Universal background checks would close a gaping hole in the system that allows guns to flow from legal to illegal hands. They would not eliminate illegal purchases, but they would make such transactions more difficult. Even under the current system of background checks, more than 2 million prospective purchasers have been denied.

In the debate on universal background checks, record-keeping requirements for sales continue to be a sticking point. The big question is whether private sellers should conform to the same requirements as licensed firearms dealers to maintain sales records.

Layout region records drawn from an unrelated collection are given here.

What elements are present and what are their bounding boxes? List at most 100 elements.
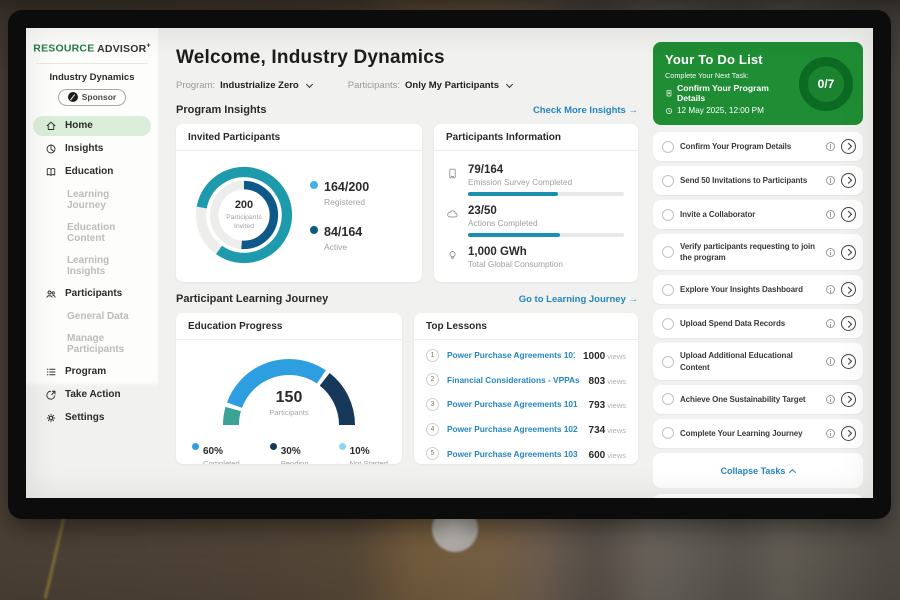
sidebar-item-program[interactable]: Program xyxy=(33,362,151,382)
todo-panel: Your To Do List Complete Your Next Task:… xyxy=(653,42,863,498)
task-complete-learning-journey[interactable]: Complete Your Learning Journey xyxy=(653,419,863,448)
todo-progress-ring: 0/7 xyxy=(799,57,853,111)
arrow-right-icon: → xyxy=(629,105,639,116)
checkbox[interactable] xyxy=(662,175,674,187)
chevron-up-icon xyxy=(789,469,796,476)
sidebar-item-insights[interactable]: Insights xyxy=(33,139,151,159)
rank-badge: 3 xyxy=(426,398,439,411)
task-verify-participants[interactable]: Verify participants requesting to join t… xyxy=(653,234,863,270)
gauge-center-label: Participants xyxy=(205,408,373,417)
checkbox[interactable] xyxy=(662,427,674,439)
sidebar-item-learning-insights[interactable]: Learning Insights xyxy=(33,251,151,281)
sidebar-item-manage-participants[interactable]: Manage Participants xyxy=(33,329,151,359)
chevron-down-icon xyxy=(306,80,313,87)
registered-dot xyxy=(310,181,318,189)
todo-progress-count: 0/7 xyxy=(818,77,835,91)
chevron-right-button[interactable] xyxy=(841,139,856,154)
info-icon[interactable] xyxy=(826,210,835,219)
actions-progress-bar xyxy=(468,233,624,237)
chevron-right-button[interactable] xyxy=(841,426,856,441)
dashboard-screen: RESOURCE ADVISOR+ Industry Dynamics Spon… xyxy=(26,28,873,498)
checkbox[interactable] xyxy=(662,141,674,153)
legend-pending: 30%Pending xyxy=(270,441,309,464)
legend-registered: 164/200Registered xyxy=(310,178,369,207)
task-confirm-program-details[interactable]: Confirm Your Program Details xyxy=(653,132,863,161)
chevron-right-button[interactable] xyxy=(841,316,856,331)
checkbox[interactable] xyxy=(662,318,674,330)
education-progress-card: Education Progress 150 Participants xyxy=(176,313,402,464)
pending-dot xyxy=(270,443,277,450)
lesson-row[interactable]: 2 Financial Considerations - VPPAs 803vi… xyxy=(426,368,626,393)
checkbox[interactable] xyxy=(662,209,674,221)
chevron-right-button[interactable] xyxy=(841,354,856,369)
sponsor-label: Sponsor xyxy=(82,92,116,102)
chevron-right-button[interactable] xyxy=(841,282,856,297)
todo-subtitle: Complete Your Next Task: xyxy=(665,71,793,80)
page-title: Welcome, Industry Dynamics xyxy=(176,47,638,69)
chevron-right-button[interactable] xyxy=(841,245,856,260)
info-icon[interactable] xyxy=(826,357,835,366)
info-icon[interactable] xyxy=(826,176,835,185)
info-icon[interactable] xyxy=(826,285,835,294)
info-icon[interactable] xyxy=(826,395,835,404)
info-icon[interactable] xyxy=(826,429,835,438)
rank-badge: 2 xyxy=(426,373,439,386)
sidebar-item-settings[interactable]: Settings xyxy=(33,408,151,428)
clipboard-icon xyxy=(665,89,673,97)
sponsor-icon xyxy=(68,92,78,102)
invited-participants-card: Invited Participants 200 Participants In… xyxy=(176,124,422,282)
home-icon xyxy=(45,120,57,132)
next-task-time: 12 May 2025, 12:00 PM xyxy=(677,106,764,115)
checkbox[interactable] xyxy=(662,246,674,258)
sidebar-item-take-action[interactable]: Take Action xyxy=(33,385,151,405)
consumption-stat: 1,000 GWh Total Global Consumption xyxy=(446,246,624,269)
go-to-learning-journey-link[interactable]: Go to Learning Journey → xyxy=(519,294,638,305)
sidebar-item-participants[interactable]: Participants xyxy=(33,284,151,304)
lesson-row[interactable]: 5 Power Purchase Agreements 103 600views xyxy=(426,441,626,464)
education-progress-gauge-chart: 150 Participants xyxy=(205,345,373,438)
completed-dot xyxy=(192,443,199,450)
sidebar-item-general-data[interactable]: General Data xyxy=(33,307,151,326)
task-upload-educational-content[interactable]: Upload Additional Educational Content xyxy=(653,343,863,379)
task-achieve-sustainability-target[interactable]: Achieve One Sustainability Target xyxy=(653,385,863,414)
arrow-right-icon: → xyxy=(629,294,639,305)
main-content: Welcome, Industry Dynamics Program: Indu… xyxy=(158,28,653,498)
sidebar-item-education-content[interactable]: Education Content xyxy=(33,218,151,248)
sidebar-nav: Home Insights Education Learning Journey… xyxy=(26,116,158,428)
task-invite-collaborator[interactable]: Invite a Collaborator xyxy=(653,200,863,229)
check-more-insights-link[interactable]: Check More Insights → xyxy=(533,105,638,116)
participants-filter-dropdown[interactable]: Participants: Only My Participants xyxy=(348,80,512,91)
logo-resource: RESOURCE xyxy=(33,43,94,55)
task-explore-insights[interactable]: Explore Your Insights Dashboard xyxy=(653,275,863,304)
chevron-right-button[interactable] xyxy=(841,173,856,188)
survey-icon xyxy=(446,167,459,180)
info-icon[interactable] xyxy=(826,319,835,328)
lesson-row[interactable]: 4 Power Purchase Agreements 102 734views xyxy=(426,417,626,442)
legend-not-started: 10%Not Started xyxy=(339,441,388,464)
info-icon[interactable] xyxy=(826,142,835,151)
lesson-row[interactable]: 3 Power Purchase Agreements 101 793views xyxy=(426,392,626,417)
sponsor-badge[interactable]: Sponsor xyxy=(58,89,126,106)
checkbox[interactable] xyxy=(662,393,674,405)
task-send-invitations[interactable]: Send 50 Invitations to Participants xyxy=(653,166,863,195)
learning-journey-heading: Participant Learning Journey xyxy=(176,293,328,305)
not-started-dot xyxy=(339,443,346,450)
collapse-tasks-link[interactable]: Collapse Tasks xyxy=(721,466,796,476)
emission-survey-stat: 79/164 Emission Survey Completed xyxy=(446,164,624,196)
sidebar-item-learning-journey[interactable]: Learning Journey xyxy=(33,185,151,215)
chevron-right-button[interactable] xyxy=(841,392,856,407)
checkbox[interactable] xyxy=(662,284,674,296)
participants-information-card: Participants Information 79/164 Emission… xyxy=(434,124,638,282)
card-title: Participants Information xyxy=(434,124,638,151)
book-icon xyxy=(45,166,57,178)
sidebar-item-home[interactable]: Home xyxy=(33,116,151,136)
todo-title: Your To Do List xyxy=(665,52,793,67)
lesson-row[interactable]: 1 Power Purchase Agreements 101 1000view… xyxy=(426,343,626,368)
sidebar-item-education[interactable]: Education xyxy=(33,162,151,182)
gauge-center-value: 150 xyxy=(205,389,373,407)
checkbox[interactable] xyxy=(662,356,674,368)
task-upload-spend-data[interactable]: Upload Spend Data Records xyxy=(653,309,863,338)
program-filter-dropdown[interactable]: Program: Industrialize Zero xyxy=(176,80,312,91)
chevron-right-button[interactable] xyxy=(841,207,856,222)
info-icon[interactable] xyxy=(826,248,835,257)
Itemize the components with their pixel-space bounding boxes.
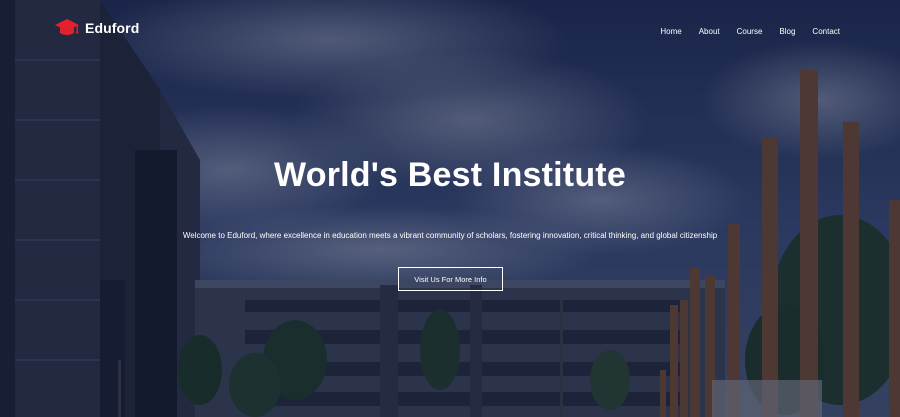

Of course they should. Common sense dictates that gun sales should be handled no differently from automobile transactions. Expanded record-keeping would help police trace guns and ensure that private sellers make background checks.

Gun-control and safety laws unquestionably reduce violence. With some of the strictest gun-control laws in Europe, Britain reported 138 gun deaths in 2009. With five times the population, the United States reported nearly 10,000.

To be sure, cultural differences between the countries partly account for the disparity in gun deaths, but stricter gun laws certainly played a part. Americans don’t favor the heavy restrictions imposed on British citizens for gun ownership. Still, they are way ahead of their political leaders on this issue.

Unfortunately, the massacre of 20 children — and six educators who were trying to save them — at Sandy Hook Elementary School last December wasn’t enough to prod Congress to stand up to the gun lobby and support an assault weapons ban. But politics is the art of the possible.

Inserting an assault weapons ban into the main gun-control bill could have prevented even a debate on the legislation. Now, the Senate must focus on other gun-safety measures.

Universal background checks would mark a real step forward. Americans must keep the pressure on Congress to take that step.